What Does It Mean to Be a Citizen?   /   Fall 2008   /    Articles

Citizens, Subjects, and In Between in American History

Kevin M. Schultz

In 1877, the Jewish American banker Joseph Seligman was denied access to the dignified and prestigious Grand Union Hotel, in Saratoga Springs, New York, where he had summered for nearly the entire previous decade. Seligman was one of the wealthiest men in America and a friend of both Abraham Lincoln and Ulysses S. Grant. He had in fact just turned down an offer to become Grant’s Treasury Secretary, and, despite his refusal, he nevertheless was crucial in devising a plan to refinance the nation’s Civil War debt, thus helping propel the country into the Industrial Revolution of the late nineteenth century.

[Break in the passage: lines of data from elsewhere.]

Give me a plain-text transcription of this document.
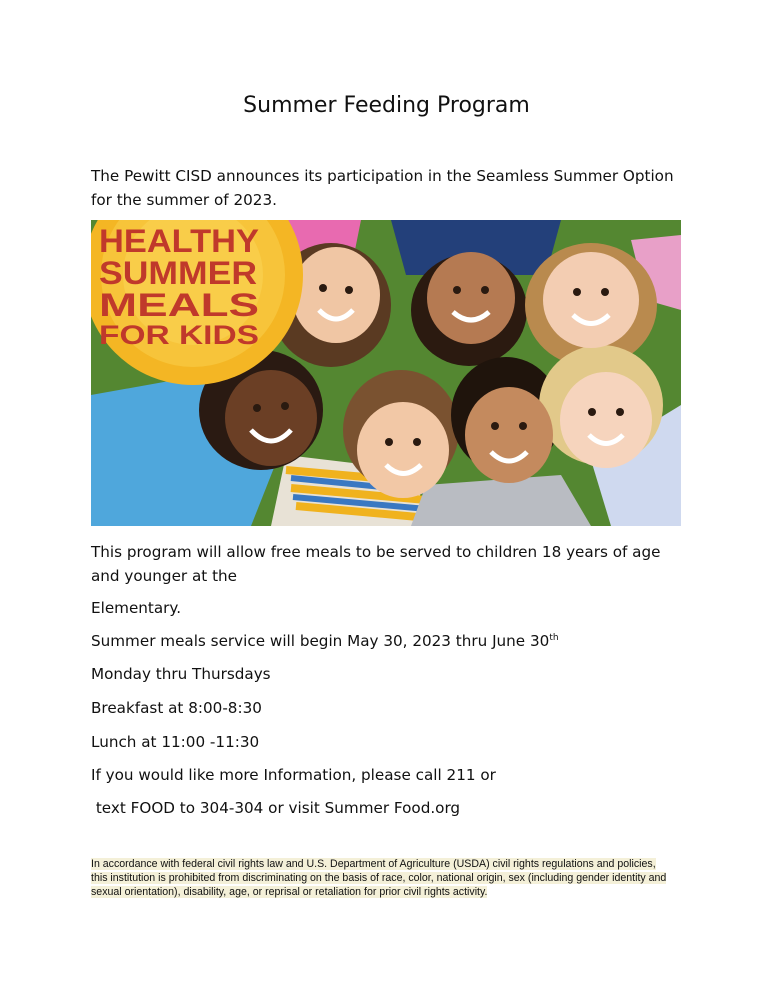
Summer Feeding Program
The Pewitt CISD announces its participation in the Seamless Summer Option for the summer of 2023.
HEALTHY
SUMMER
MEALS
FOR KIDS
This program will allow free meals to be served to children 18 years of age and younger at the
Elementary.
Summer meals service will begin May 30, 2023 thru June 30th
Monday thru Thursdays
Breakfast at 8:00-8:30
Lunch at 11:00 -11:30
If you would like more Information, please call 211 or
text FOOD to 304-304 or visit Summer Food.org
In accordance with federal civil rights law and U.S. Department of Agriculture (USDA) civil rights regulations and policies, this institution is prohibited from discriminating on the basis of race, color, national origin, sex (including gender identity and sexual orientation), disability, age, or reprisal or retaliation for prior civil rights activity.
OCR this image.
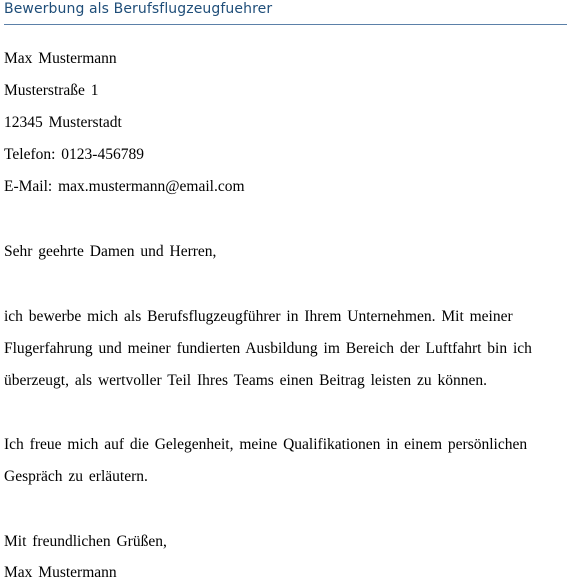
Bewerbung als Berufsflugzeugfuehrer
Max Mustermann
Musterstraße 1
12345 Musterstadt
Telefon: 0123-456789
E-Mail: max.mustermann@email.com
Sehr geehrte Damen und Herren,
ich bewerbe mich als Berufsflugzeugführer in Ihrem Unternehmen. Mit meiner
Flugerfahrung und meiner fundierten Ausbildung im Bereich der Luftfahrt bin ich
überzeugt, als wertvoller Teil Ihres Teams einen Beitrag leisten zu können.
Ich freue mich auf die Gelegenheit, meine Qualifikationen in einem persönlichen
Gespräch zu erläutern.
Mit freundlichen Grüßen,
Max Mustermann
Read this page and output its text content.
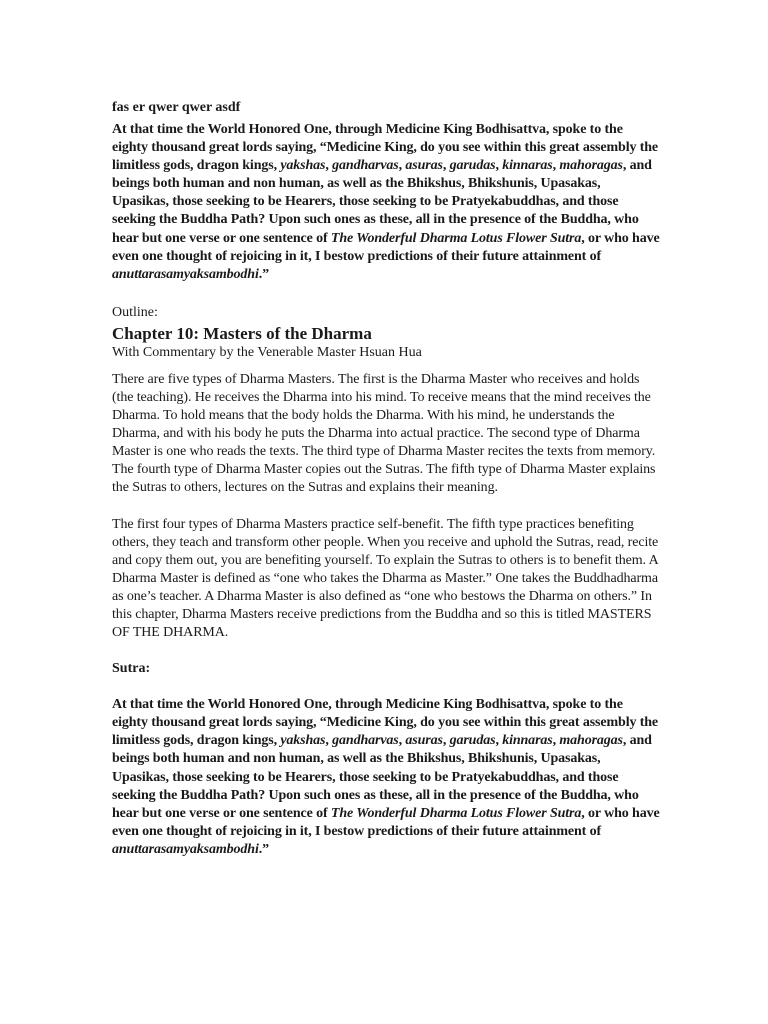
fas er qwer qwer asdf

At that time the World Honored One, through Medicine King Bodhisattva, spoke to the eighty thousand great lords saying, “Medicine King, do you see within this great assembly the limitless gods, dragon kings, yakshas, gandharvas, asuras, garudas, kinnaras, mahoragas, and beings both human and non human, as well as the Bhikshus, Bhikshunis, Upasakas, Upasikas, those seeking to be Hearers, those seeking to be Pratyekabuddhas, and those seeking the Buddha Path? Upon such ones as these, all in the presence of the Buddha, who hear but one verse or one sentence of The Wonderful Dharma Lotus Flower Sutra, or who have even one thought of rejoicing in it, I bestow predictions of their future attainment of anuttarasamyaksambodhi.”

Outline:

Chapter 10: Masters of the Dharma

With Commentary by the Venerable Master Hsuan Hua

There are five types of Dharma Masters. The first is the Dharma Master who receives and holds (the teaching). He receives the Dharma into his mind. To receive means that the mind receives the Dharma. To hold means that the body holds the Dharma. With his mind, he understands the Dharma, and with his body he puts the Dharma into actual practice. The second type of Dharma Master is one who reads the texts. The third type of Dharma Master recites the texts from memory. The fourth type of Dharma Master copies out the Sutras. The fifth type of Dharma Master explains the Sutras to others, lectures on the Sutras and explains their meaning.

The first four types of Dharma Masters practice self-benefit. The fifth type practices benefiting others, they teach and transform other people. When you receive and uphold the Sutras, read, recite and copy them out, you are benefiting yourself. To explain the Sutras to others is to benefit them. A Dharma Master is defined as “one who takes the Dharma as Master.” One takes the Buddhadharma as one’s teacher. A Dharma Master is also defined as “one who bestows the Dharma on others.” In this chapter, Dharma Masters receive predictions from the Buddha and so this is titled MASTERS OF THE DHARMA.

Sutra:

At that time the World Honored One, through Medicine King Bodhisattva, spoke to the eighty thousand great lords saying, “Medicine King, do you see within this great assembly the limitless gods, dragon kings, yakshas, gandharvas, asuras, garudas, kinnaras, mahoragas, and beings both human and non human, as well as the Bhikshus, Bhikshunis, Upasakas, Upasikas, those seeking to be Hearers, those seeking to be Pratyekabuddhas, and those seeking the Buddha Path? Upon such ones as these, all in the presence of the Buddha, who hear but one verse or one sentence of The Wonderful Dharma Lotus Flower Sutra, or who have even one thought of rejoicing in it, I bestow predictions of their future attainment of anuttarasamyaksambodhi.”
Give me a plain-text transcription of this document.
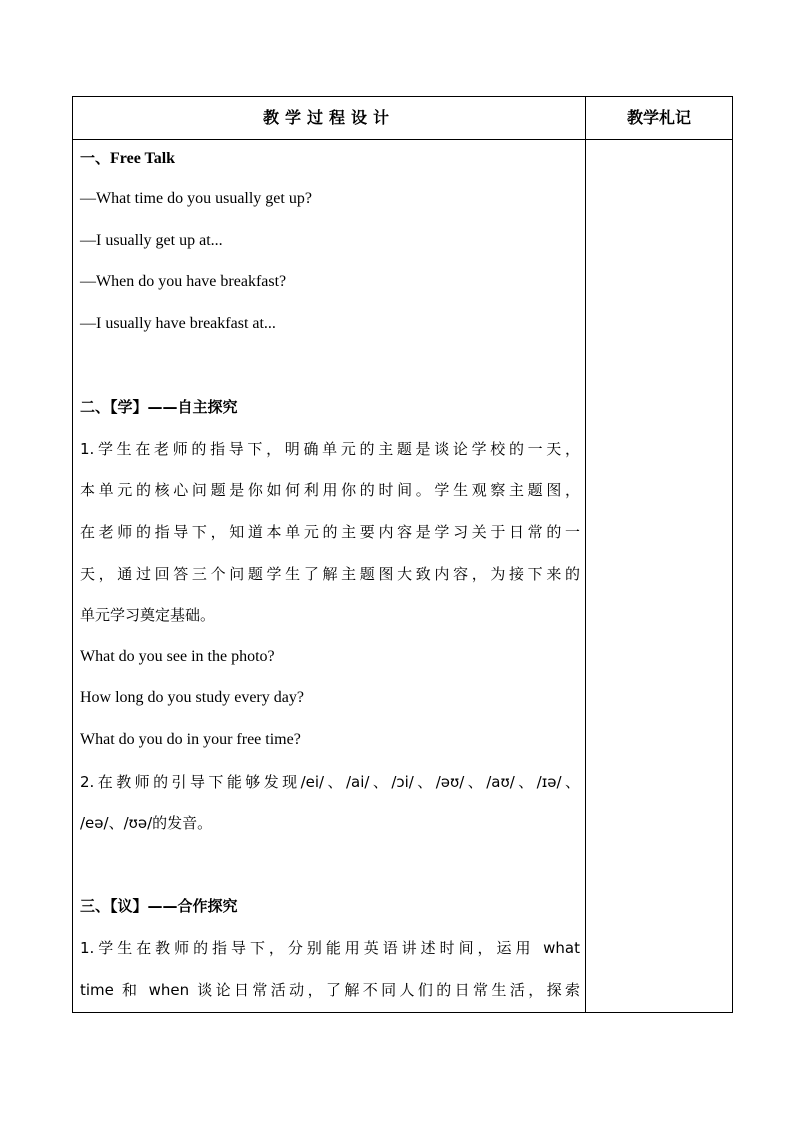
教学过程设计	教学札记
一、Free Talk
—What time do you usually get up?
—I usually get up at...
—When do you have breakfast?
—I usually have breakfast at...
二、【学】——自主探究
1.学生在老师的指导下，明确单元的主题是谈论学校的一天，
本单元的核心问题是你如何利用你的时间。学生观察主题图，
在老师的指导下，知道本单元的主要内容是学习关于日常的一
天，通过回答三个问题学生了解主题图大致内容，为接下来的
单元学习奠定基础。
What do you see in the photo?
How long do you study every day?
What do you do in your free time?
2.在教师的引导下能够发现/ei/、/ai/、/ɔi/、/əʊ/、/aʊ/、/ɪə/、
/eə/、/ʊə/的发音。
三、【议】——合作探究
1.学生在教师的指导下，分别能用英语讲述时间，运用 what
time 和 when 谈论日常活动，了解不同人们的日常生活，探索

Seligman wanted a holiday after the tense affair of creating the economic plan. Instead of relaxing, though, Seligman discovered that the hotel manager, Judge Henry Hilton, had told his staff to turn away any Jews who might be attempting to register. Business had been slow of late, and Hilton had decided that this was because there were too many “Hebrews” coming to stay. Seligman was the first victim. But Seligman was not one to sulk. When he got back to the city, he gathered together some of New York’s leading businessmen and orchestrated boycotts of the hotel owner’s other prospects, forcing some of these prospects into bankruptcy.